SAMARINDA — Penanganan karhutla di Kalimantan Timur dalam tiga pekan terakhir menunjukkan pola yang tidak biasa. Dari total 572,83 hektare lahan yang terbakar, porsi terbesar justru berada di luar kawasan hutan, mencapai 307,3 hektare, sementara kawasan hutan yang terdampak seluas 265,54 hektare.
Koordinator Karhutla Dinas Kehutanan Provinsi Kaltim, Rahmadi, menyebut kebakaran di area penggunaan lain (APL) hampir selalu menyertai setiap kejadian di kawasan hutan. "Data tersebut menunjukkan bahwa karhutla tidak hanya terjadi di kawasan hutan, tetapi juga cukup besar di wilayah nonkawasan hutan," ujarnya di Samarinda, Kamis.
Kebakaran Terluas di Hutan Produksi Capai 230 Hektare
Jika dirinci berdasarkan fungsi kawasan, kebakaran paling luas terjadi pada hutan produksi (HP) dengan total 230,85 hektare. Angka ini jauh melampaui dua kategori lainnya, yakni hutan produksi terbatas (HPT) yang hanya 7,89 hektare dan kawasan hutan konservasi (HK) seluas 26,8 hektare.
Kondisi itu menjadikan wilayah kerja Kesatuan Pengelolaan Hutan Produksi (KPHP) sebagai garda terdepan dalam pengendalian api. Di Kabupaten Berau, tiga KPHP mencatat luasan yang signifikan dengan rincian sebagai berikut:
- KPHP Berau Utara: 86,6 hektare di HP dan 96,7 hektare di APL
- KPHP Berau Barat: 6 hektare di HP dan 49,5 hektare di APL
- KPHP Berau Tengah: 9,3 hektare di HP dan 23,1 hektare di APL
Kutai Barat Catat Titik Api Terbesar di Lahan Non-Hutan
Kabupaten Kutai Barat justru mencatat angka yang lebih ekstrem pada lahan non-hutan. Di wilayah kerja KPHP Damai, kebakaran melanda 22 hektare kawasan HP, tetapi mencapai 155 hektare di APL. Pola serupa terjadi di KPHP Manor Bulatn dengan 55 hektare di HP dan 58 hektare di APL.

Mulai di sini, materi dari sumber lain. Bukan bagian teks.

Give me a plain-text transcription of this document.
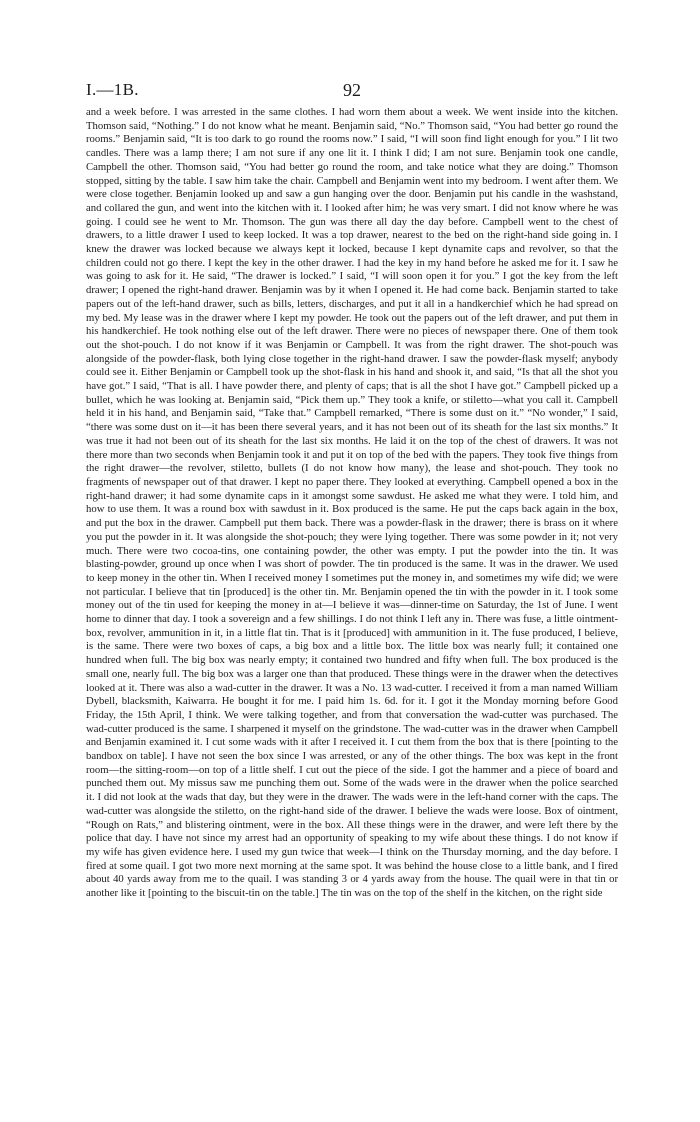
I.—1B.	92

and a week before. I was arrested in the same clothes. I had worn them about a week. We went inside into the kitchen. Thomson said, “Nothing.” I do not know what he meant. Benjamin said, “No.” Thomson said, “You had better go round the rooms.” Benjamin said, “It is too dark to go round the rooms now.” I said, “I will soon find light enough for you.” I lit two candles. There was a lamp there; I am not sure if any one lit it. I think I did; I am not sure. Benjamin took one candle, Campbell the other. Thomson said, “You had better go round the room, and take notice what they are doing.” Thomson stopped, sitting by the table. I saw him take the chair. Campbell and Benjamin went into my bedroom. I went after them. We were close together. Benjamin looked up and saw a gun hanging over the door. Benjamin put his candle in the washstand, and collared the gun, and went into the kitchen with it. I looked after him; he was very smart. I did not know where he was going. I could see he went to Mr. Thomson. The gun was there all day the day before. Campbell went to the chest of drawers, to a little drawer I used to keep locked. It was a top drawer, nearest to the bed on the right-hand side going in. I knew the drawer was locked because we always kept it locked, because I kept dynamite caps and revolver, so that the children could not go there. I kept the key in the other drawer. I had the key in my hand before he asked me for it. I saw he was going to ask for it. He said, “The drawer is locked.” I said, “I will soon open it for you.” I got the key from the left drawer; I opened the right-hand drawer. Benjamin was by it when I opened it. He had come back. Benjamin started to take papers out of the left-hand drawer, such as bills, letters, discharges, and put it all in a handkerchief which he had spread on my bed. My lease was in the drawer where I kept my powder. He took out the papers out of the left drawer, and put them in his handkerchief. He took nothing else out of the left drawer. There were no pieces of newspaper there. One of them took out the shot-pouch. I do not know if it was Benjamin or Campbell. It was from the right drawer. The shot-pouch was alongside of the powder-flask, both lying close together in the right-hand drawer. I saw the powder-flask myself; anybody could see it. Either Benjamin or Campbell took up the shot-flask in his hand and shook it, and said, “Is that all the shot you have got.” I said, “That is all. I have powder there, and plenty of caps; that is all the shot I have got.” Campbell picked up a bullet, which he was looking at. Benjamin said, “Pick them up.” They took a knife, or stiletto—what you call it. Campbell held it in his hand, and Benjamin said, “Take that.” Campbell remarked, “There is some dust on it.” “No wonder,” I said, “there was some dust on it—it has been there several years, and it has not been out of its sheath for the last six months.” It was true it had not been out of its sheath for the last six months. He laid it on the top of the chest of drawers. It was not there more than two seconds when Benjamin took it and put it on top of the bed with the papers. They took five things from the right drawer—the revolver, stiletto, bullets (I do not know how many), the lease and shot-pouch. They took no fragments of newspaper out of that drawer. I kept no paper there. They looked at everything. Campbell opened a box in the right-hand drawer; it had some dynamite caps in it amongst some sawdust. He asked me what they were. I told him, and how to use them. It was a round box with sawdust in it. Box produced is the same. He put the caps back again in the box, and put the box in the drawer. Campbell put them back. There was a powder-flask in the drawer; there is brass on it where you put the powder in it. It was alongside the shot-pouch; they were lying together. There was some powder in it; not very much. There were two cocoa-tins, one containing powder, the other was empty. I put the powder into the tin. It was blasting-powder, ground up once when I was short of powder. The tin produced is the same. It was in the drawer. We used to keep money in the other tin. When I received money I sometimes put the money in, and sometimes my wife did; we were not particular. I believe that tin [produced] is the other tin. Mr. Benjamin opened the tin with the powder in it. I took some money out of the tin used for keeping the money in at—I believe it was—dinner-time on Saturday, the 1st of June. I went home to dinner that day. I took a sovereign and a few shillings. I do not think I left any in. There was fuse, a little ointment-box, revolver, ammunition in it, in a little flat tin. That is it [produced] with ammunition in it. The fuse produced, I believe, is the same. There were two boxes of caps, a big box and a little box. The little box was nearly full; it contained one hundred when full. The big box was nearly empty; it contained two hundred and fifty when full. The box produced is the small one, nearly full. The big box was a larger one than that produced. These things were in the drawer when the detectives looked at it. There was also a wad-cutter in the drawer. It was a No. 13 wad-cutter. I received it from a man named William Dybell, blacksmith, Kaiwarra. He bought it for me. I paid him 1s. 6d. for it. I got it the Monday morning before Good Friday, the 15th April, I think. We were talking together, and from that conversation the wad-cutter was purchased. The wad-cutter produced is the same. I sharpened it myself on the grindstone. The wad-cutter was in the drawer when Campbell and Benjamin examined it. I cut some wads with it after I received it. I cut them from the box that is there [pointing to the bandbox on table]. I have not seen the box since I was arrested, or any of the other things. The box was kept in the front room—the sitting-room—on top of a little shelf. I cut out the piece of the side. I got the hammer and a piece of board and punched them out. My missus saw me punching them out. Some of the wads were in the drawer when the police searched it. I did not look at the wads that day, but they were in the drawer. The wads were in the left-hand corner with the caps. The wad-cutter was alongside the stiletto, on the right-hand side of the drawer. I believe the wads were loose. Box of ointment, “Rough on Rats,” and blistering ointment, were in the box. All these things were in the drawer, and were left there by the police that day. I have not since my arrest had an opportunity of speaking to my wife about these things. I do not know if my wife has given evidence here. I used my gun twice that week—I think on the Thursday morning, and the day before. I fired at some quail. I got two more next morning at the same spot. It was behind the house close to a little bank, and I fired about 40 yards away from me to the quail. I was standing 3 or 4 yards away from the house. The quail were in that tin or another like it [pointing to the biscuit-tin on the table.] The tin was on the top of the shelf in the kitchen, on the right side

Rahmadi menjelaskan bahwa meluasnya api di luar kawasan hutan menjadi perhatian serius, terutama karena berimpitan dengan aktivitas masyarakat. Faktor cuaca kering yang melanda Kaltim dalam beberapa pekan terakhir disebutnya memperbesar potensi titik api berkembang menjadi kebakaran yang lebih luas.
"Pengendalian karhutla membutuhkan sinergi antara pemerintah, aparat, pengelola kawasan, dunia usaha, dan masyarakat untuk mencegah titik api berkembang, agar tidak menjadi kebakaran yang lebih luas," kata Rahmadi.
Penanganan karhutla sendiri melibatkan Dinas Kehutanan bersama dinas pemadaman, badan penanggulangan bencana, serta unsur masyarakat di lapangan. Hingga 25 Agustus, upaya pemadaman masih terus berlangsung di sejumlah titik yang tersebar di dua kabupaten dengan luasan terdampak terbesar tersebut.